Supra has the distinction of being D.C.’s only Georgian restaurant, and now, it also has a mural from a famed Georgian street artist on its walls.Giorgi Gagoshidze, who works under the pseudonym of Gagosh, was inspired by the name of the restaurant, which means an abundant feast in Georgian. The mural blends old and new aspects of Georgian culture.
One wall shows a supra with guests in traditional garb, hewn closely to the style of another famed Georgian artist Niko Pirosmani. Pirosmani’s work can be seen in Georgian restaurants around the world, according to Supra owner Jonathan Nelms.

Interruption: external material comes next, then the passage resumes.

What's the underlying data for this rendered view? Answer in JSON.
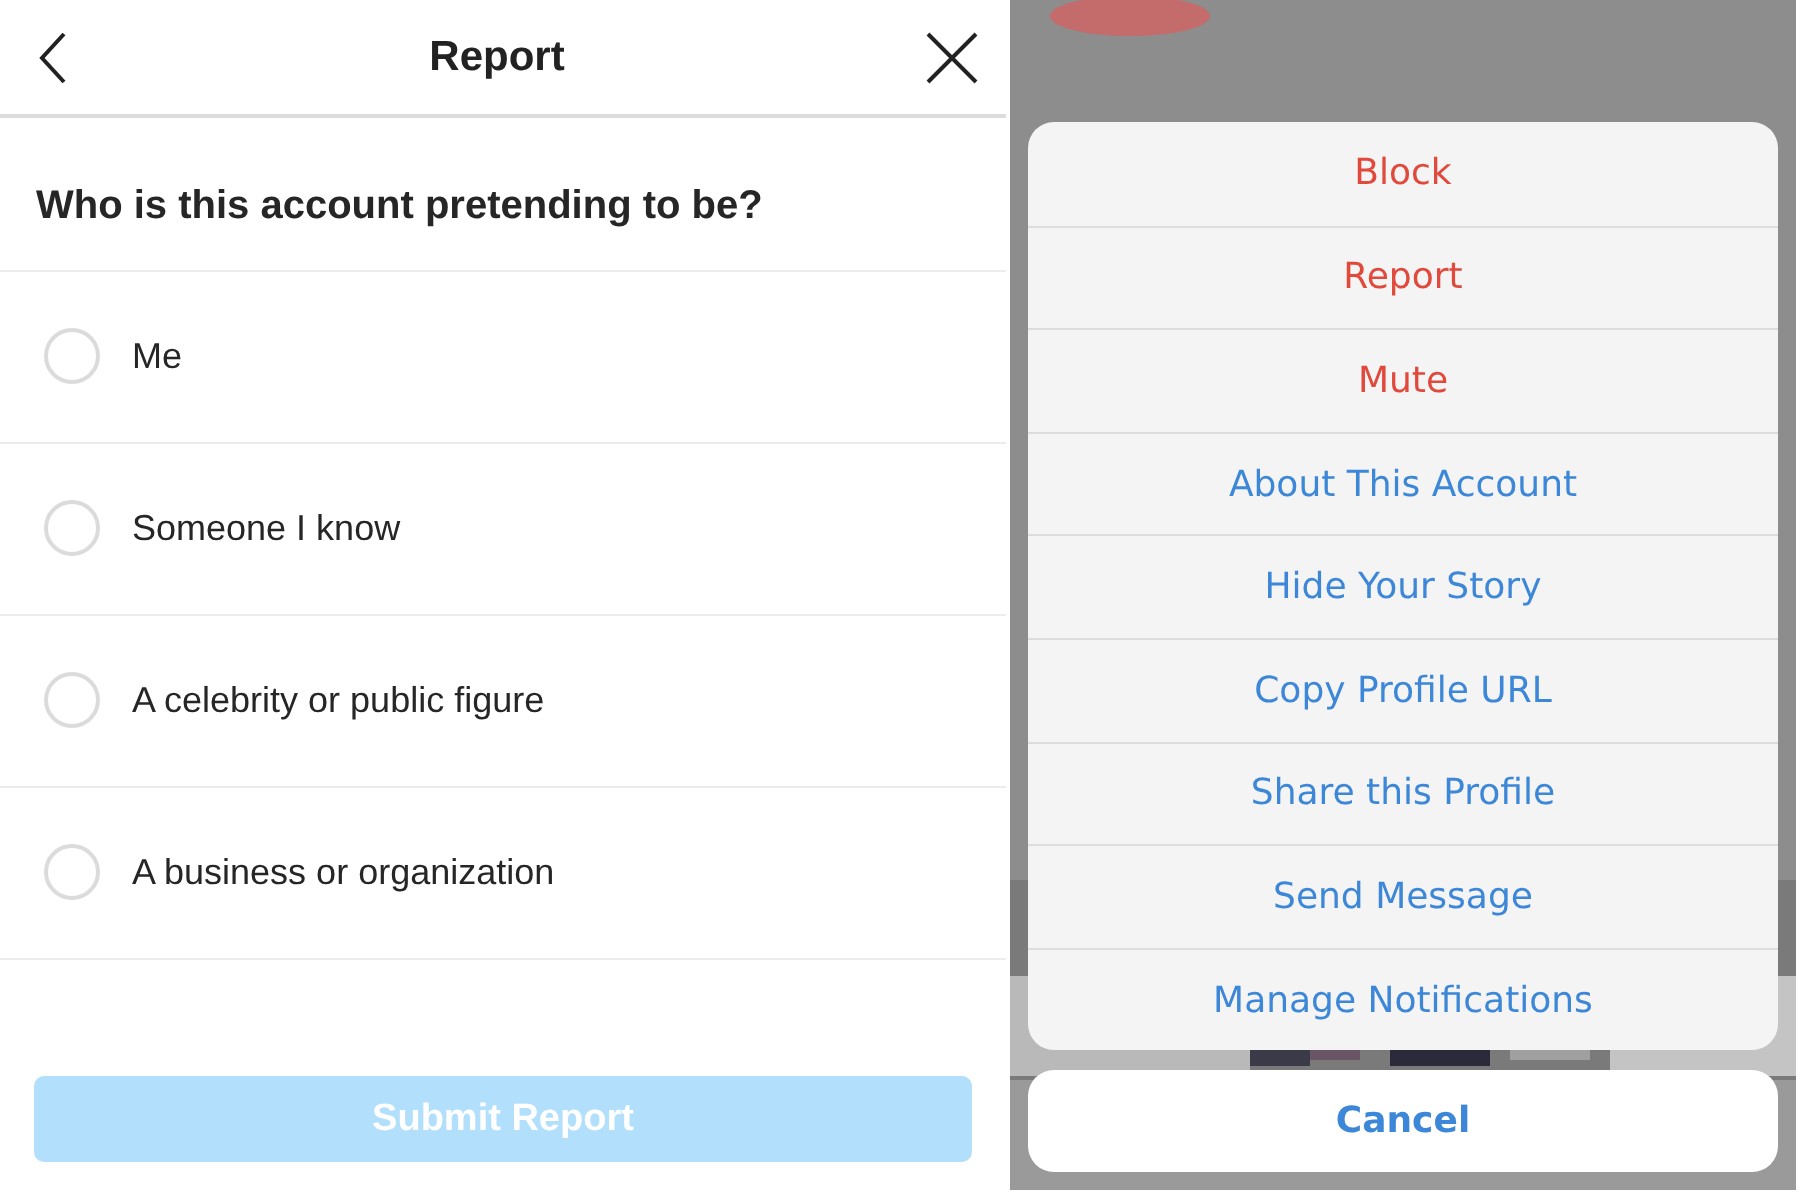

Gagosh painted fish, khinkali dumplings, melons, and of course, cheese-filled khachapuri bread, which is Supra’s biggest seller. A second mural is more modern and based on the artist’s friends in Tbilisi. Gagoshidze says that his friends initially didn’t want to be painted, “but I told them, ‘You will be in Washington, D.C.,’ and they were like ‘OK, yeah’.”
Nelms spotted Gagoshe’s work on a research trip prior to opening Supra. He had seen and admired his work in Tbilisi before meeting the artist in person.

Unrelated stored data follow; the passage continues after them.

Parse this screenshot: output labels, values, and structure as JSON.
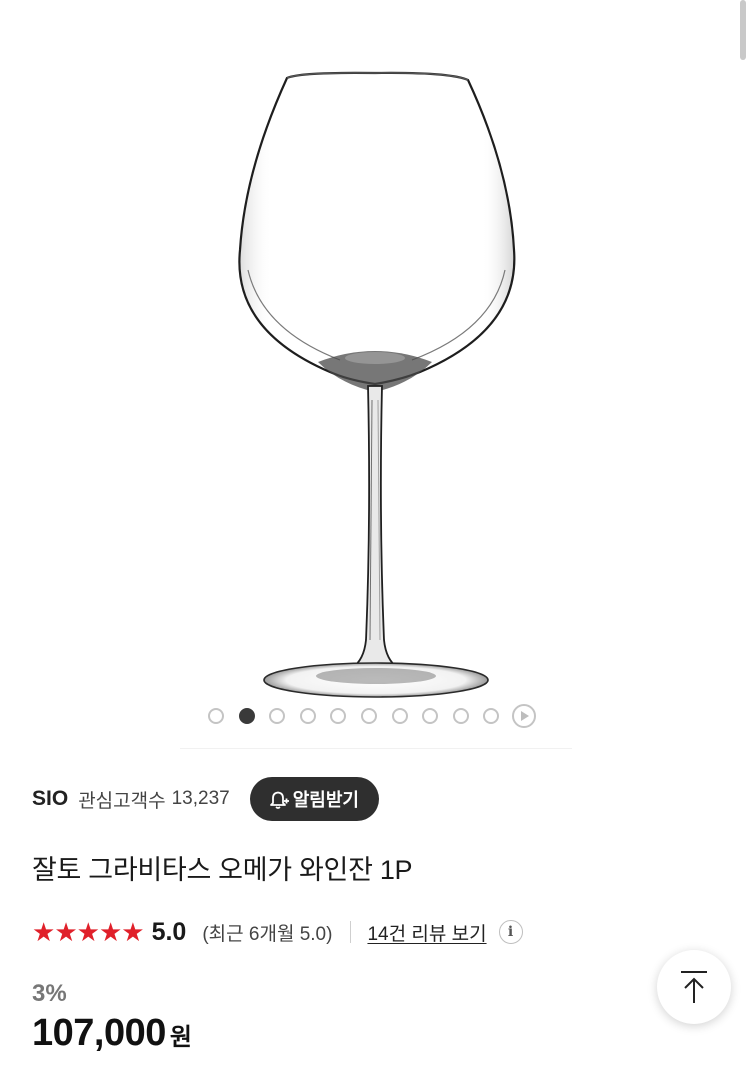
{
  "gallery": {
    "total_slides": 10,
    "active_index": 1,
    "image_name": "wine-glass"
  },
  "brand": {
    "name": "SIO",
    "followers_label": "관심고객수",
    "followers_count": "13,237",
    "alarm_button_label": "알림받기"
  },
  "product": {
    "title": "잘토 그라비타스 오메가 와인잔 1P"
  },
  "rating": {
    "stars": 5,
    "score": "5.0",
    "recent": "(최근 6개월 5.0)",
    "review_link": "14건 리뷰 보기",
    "info_icon": "i"
  },
  "price": {
    "discount": "3%",
    "amount": "107,000",
    "currency": "원"
  },
  "colors": {
    "star": "#e0202a",
    "dark_button": "#2f2f2f"
  }
}
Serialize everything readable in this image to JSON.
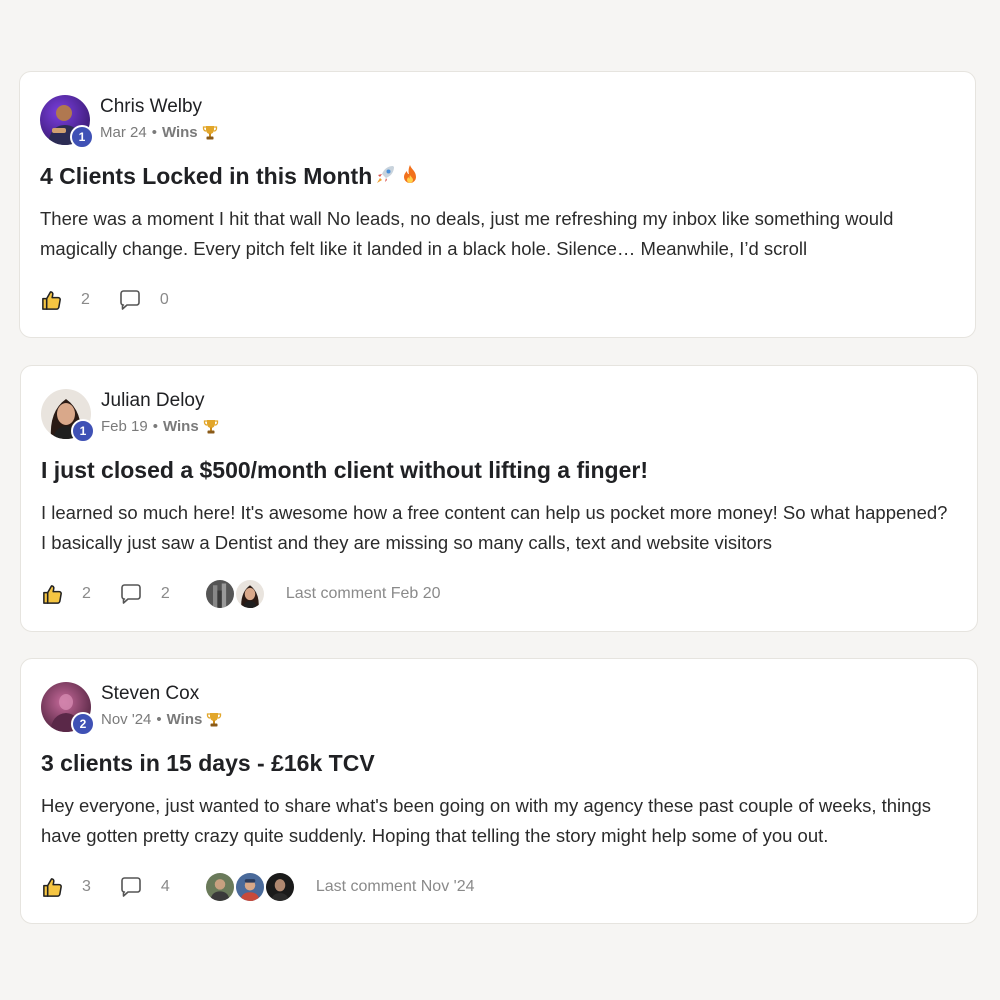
{
  "posts": [
    {
      "author": "Chris Welby",
      "level": "1",
      "date": "Mar 24",
      "separator": "•",
      "category": "Wins",
      "category_icon": "trophy-icon",
      "title": "4 Clients Locked in this Month",
      "title_emojis": [
        "rocket-icon",
        "fire-icon"
      ],
      "body": "There was a moment I hit that wall No leads, no deals, just me refreshing my inbox like something would magically change. Every pitch felt like it landed in a black hole. Silence… Meanwhile, I’d scroll",
      "likes": "2",
      "comments": "0",
      "last_comment": ""
    },
    {
      "author": "Julian Deloy",
      "level": "1",
      "date": "Feb 19",
      "separator": "•",
      "category": "Wins",
      "category_icon": "trophy-icon",
      "title": "I just closed a $500/month client without lifting a finger!",
      "title_emojis": [],
      "body": "I learned so much here! It's awesome how a free content can help us pocket more money! So what happened? I basically just saw a Dentist and they are missing so many calls, text and website visitors",
      "likes": "2",
      "comments": "2",
      "last_comment": "Last comment Feb 20"
    },
    {
      "author": "Steven Cox",
      "level": "2",
      "date": "Nov '24",
      "separator": "•",
      "category": "Wins",
      "category_icon": "trophy-icon",
      "title": "3 clients in 15 days - £16k TCV",
      "title_emojis": [],
      "body": "Hey everyone, just wanted to share what's been going on with my agency these past couple of weeks, things have gotten pretty crazy quite suddenly. Hoping that telling the story might help some of you out.",
      "likes": "3",
      "comments": "4",
      "last_comment": "Last comment Nov '24"
    }
  ],
  "colors": {
    "background": "#f6f5f3",
    "card": "#ffffff",
    "level_badge": "#3f51b5",
    "muted_text": "#7a7a7a"
  }
}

The mural rounds out a selection of various artworks from Georgia on display at the restaurant. Designers also selected a wall of ceramic plates modeled on traditional tablecloths created by the Tbilisi-based White Studio and a copper piece graced with the Georgian alphabet. Ceramics in particular are an important part of Georgian art history. “If you go in Tbilisi streets, you can see a lot of old mosaics and ceramics,” Gagosh says.
While in D.C. to complete the mural, Gagosh worked through the night so as not to interrupt restaurant service. As a street artist frequently working under the cover of darkness, he doesn’t mind. “Usually, I work at night,” he says.